6 Tips for Fostering a Data-Driven Culture

By Kat Liendgens — Tuesday, January 6th, 2015 at 10:30am
6 Tips for Fostering a Data-Driven Culture

As a web manager, you’re used to monitoring your analytics data closely. You look at a ton of information and do your best to segment your data in order to gain actionable insights. Most likely, you report on web statistics to the higher ups in your organization, maybe because they require it, or maybe because you want to show them why certain marketing investments and projects are worthwhile. Alas, you’re encountering a challenge. Not everybody in your organization embraces the idea of data driving your decision-making process and web strategy. Some individuals are reluctant to relinquish power, some may simply not trust the data, others may be afraid of change. However, as a results-driven individual with limited resources, you understand that data is your best friend. It empowers you to make better decisions and make them faster. So, what can you do in order to win over the skeptics and foster a data-driven culture? Avinash Kaushik included an excellent chapter on the subject in his book Web Analytics 2.0. Let’s examine some of them and add a few tips of our own.

Find an Ally

It’s not easy to get things done without someone in your corner. Is there someone in your organization that can be your ally? Perhaps someone who will let you prove a hypothesis using analytics data? Make sure you explain exactly what you’re trying to accomplish and how you will demonstrate success.

Develop a Pilot

The next step is to develop a small pilot project. Don’t attempt a massive overhaul. If your ally is responsible for a website or a segment of a website, and is willing to make some changes, perfect! Collaborate with them and help them understand their current analytics data.  Which data points are most pertinent? Next, determine the desired results. Perhaps you want to increase the number of sessions with more than five pageviews, reduce the bounce rate of the five pages with the lowest bounce rates, or increase conversion rates for your calls to action by a certain percentage. Once you’ve captured your ideal outcomes, decide which changes you’re going to make in order to accomplish them. Frequently review the agreed-upon analytics data points, and discuss your observations. Once the pilot has been completed, leverage it as a case study in order to get other individuals and departments on board with your approach.

Demonstrate the Power of A/B Testing

You won’t always make the right decisions in your marketing strategy or for your website. Instead of chasing down a rabbit hole, you want to make sure that you are able to correct your course as soon as possible. Demonstrate how you can test different versions of your content, or certain design components, or calls to action, and quickly determine what works and what doesn’t. You don’t have to use the term “agile marketing”, as it might scare people off at first. Explain how to test an idea or hypothesis, analyze the results, and then use those insights for the next iteration of your strategy, all of which will make you more effective in your marketing strategy and execution.

Talk About Accountability

Your goal is to use analytics data to make the right decisions and to create action items, not just for you, but for everyone involved in your organization’s web presence. You want to make sure that everybody is doing their part in order to ensure that your goals will be achieved. When you start making your case, point out how you want to be held accountable, and that data is the way to do it. As a manager, director, or VP, there are few things more refreshing and encouraging than hearing an individual say that they want to be held accountable. It’s a powerful argument - if you’re prepared to hold up your end of the bargain and drive the desired results.

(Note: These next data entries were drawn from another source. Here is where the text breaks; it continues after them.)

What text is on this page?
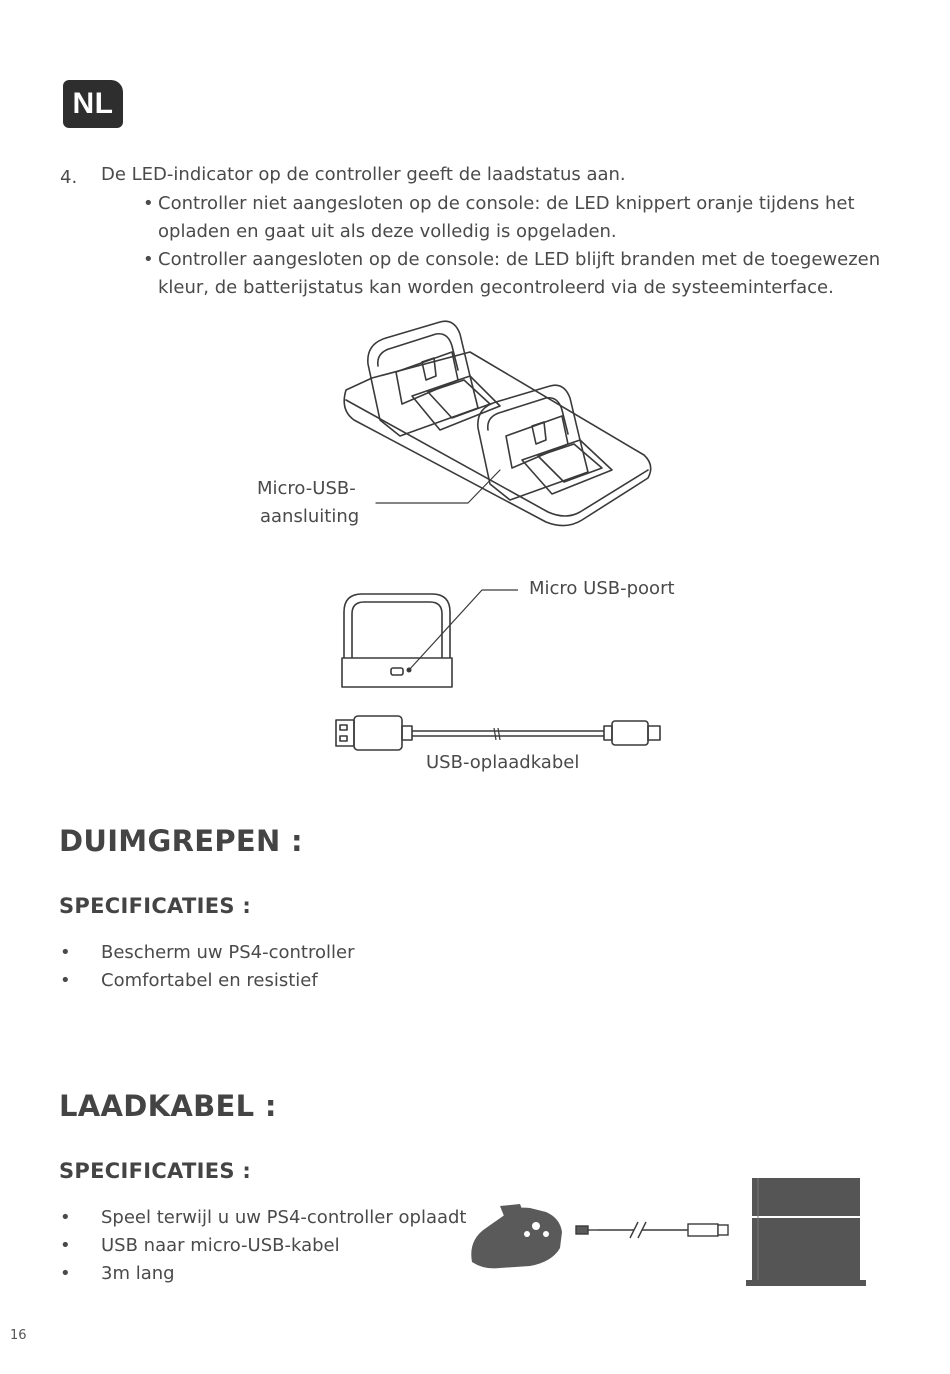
NL
4. De LED-indicator op de controller geeft de laadstatus aan.
• Controller niet aangesloten op de console: de LED knippert oranje tijdens het opladen en gaat uit als deze volledig is opgeladen.
• Controller aangesloten op de console: de LED blijft branden met de toegewezen kleur, de batterijstatus kan worden gecontroleerd via de systeeminterface.
Micro-USB-
aansluiting
Micro USB-poort
USB-oplaadkabel
DUIMGREPEN :
SPECIFICATIES :
• Bescherm uw PS4-controller
• Comfortabel en resistief
LAADKABEL :
SPECIFICATIES :
• Speel terwijl u uw PS4-controller oplaadt
• USB naar micro-USB-kabel
• 3m lang
16
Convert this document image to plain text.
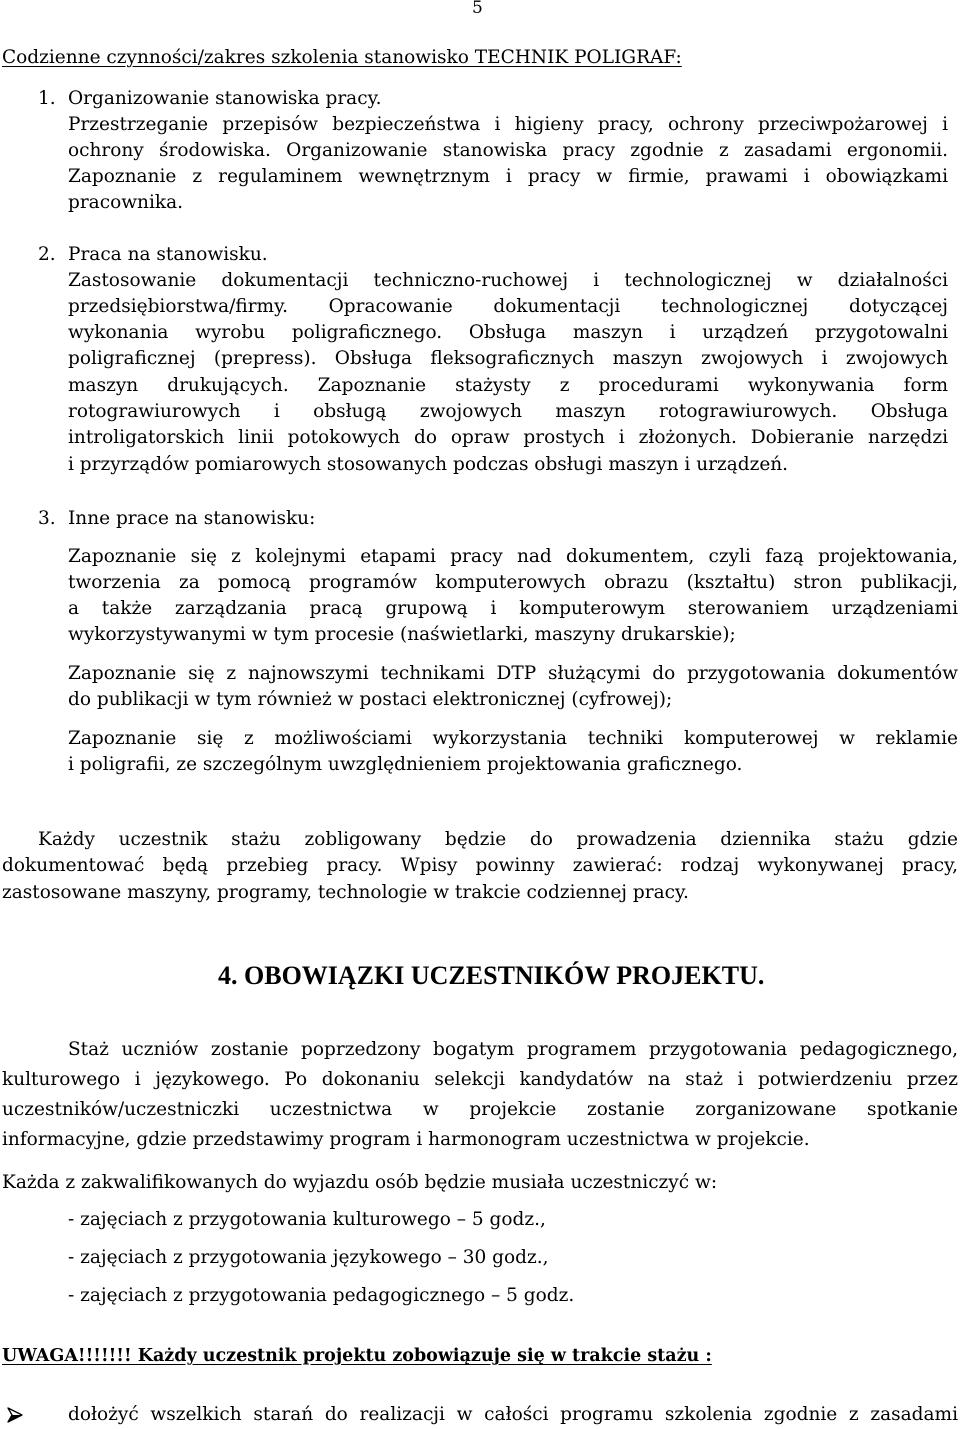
5
Codzienne czynności/zakres szkolenia stanowisko TECHNIK POLIGRAF:
1. Organizowanie stanowiska pracy.
Przestrzeganie przepisów bezpieczeństwa i higieny pracy, ochrony przeciwpożarowej i
ochrony środowiska. Organizowanie stanowiska pracy zgodnie z zasadami ergonomii.
Zapoznanie z regulaminem wewnętrznym i pracy w firmie, prawami i obowiązkami
pracownika.
2. Praca na stanowisku.
Zastosowanie dokumentacji techniczno-ruchowej i technologicznej w działalności
przedsiębiorstwa/firmy. Opracowanie dokumentacji technologicznej dotyczącej
wykonania wyrobu poligraficznego. Obsługa maszyn i urządzeń przygotowalni
poligraficznej (prepress). Obsługa fleksograficznych maszyn zwojowych i zwojowych
maszyn drukujących. Zapoznanie stażysty z procedurami wykonywania form
rotograwiurowych i obsługą zwojowych maszyn rotograwiurowych. Obsługa
introligatorskich linii potokowych do opraw prostych i złożonych. Dobieranie narzędzi
i przyrządów pomiarowych stosowanych podczas obsługi maszyn i urządzeń.
3. Inne prace na stanowisku:
Zapoznanie się z kolejnymi etapami pracy nad dokumentem, czyli fazą projektowania,
tworzenia za pomocą programów komputerowych obrazu (kształtu) stron publikacji,
a także zarządzania pracą grupową i komputerowym sterowaniem urządzeniami
wykorzystywanymi w tym procesie (naświetlarki, maszyny drukarskie);
Zapoznanie się z najnowszymi technikami DTP służącymi do przygotowania dokumentów
do publikacji w tym również w postaci elektronicznej (cyfrowej);
Zapoznanie się z możliwościami wykorzystania techniki komputerowej w reklamie
i poligrafii, ze szczególnym uwzględnieniem projektowania graficznego.
Każdy uczestnik stażu zobligowany będzie do prowadzenia dziennika stażu gdzie
dokumentować będą przebieg pracy. Wpisy powinny zawierać: rodzaj wykonywanej pracy,
zastosowane maszyny, programy, technologie w trakcie codziennej pracy.
4. OBOWIĄZKI UCZESTNIKÓW PROJEKTU.
Staż uczniów zostanie poprzedzony bogatym programem przygotowania pedagogicznego,
kulturowego i językowego. Po dokonaniu selekcji kandydatów na staż i potwierdzeniu przez
uczestników/uczestniczki uczestnictwa w projekcie zostanie zorganizowane spotkanie
informacyjne, gdzie przedstawimy program i harmonogram uczestnictwa w projekcie.
Każda z zakwalifikowanych do wyjazdu osób będzie musiała uczestniczyć w:
- zajęciach z przygotowania kulturowego – 5 godz.,
- zajęciach z przygotowania językowego – 30 godz.,
- zajęciach z przygotowania pedagogicznego – 5 godz.
UWAGA!!!!!!! Każdy uczestnik projektu zobowiązuje się w trakcie stażu :
dołożyć wszelkich starań do realizacji w całości programu szkolenia zgodnie z zasadami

Be Selective in Your Reporting

Google Analytics as well as other analytics tools provide more data than you’ll ever be able to (or would want to) report on. But even more importantly, think about the people in your organization that you want to win over with your data-driven approach. If you bombard them with data such as pageviews and bounce rates,  it won’t mean anything to them and it won’t provide meaningful data. Instead, they’ll feel overwhelmed and yearn for the days in which decisions could be made by committee or by pecking order. When reporting to your stakeholders, focus on the actual outcomes and how they affect your ROI.

Finally, Don’t Forget This Important Fact About Data

Data is considered evidence that something is working or not working. It’s used to make unbiased decisions and to invest your resources more effectively. But make no mistake about it: data can be emotional. Some of your stakeholders might be really proud of their writing style or their design. They may be really attached to particular pieces of content, even though the data shows that it’s not yielding the desired outcomes. Be sensitive about this and communicate your findings with empathy. Ask questions, (“Can you think of another way…”, “What would be an alternative to…”, “What could be the reason why....”) instead of just pointing out that something isn’t working.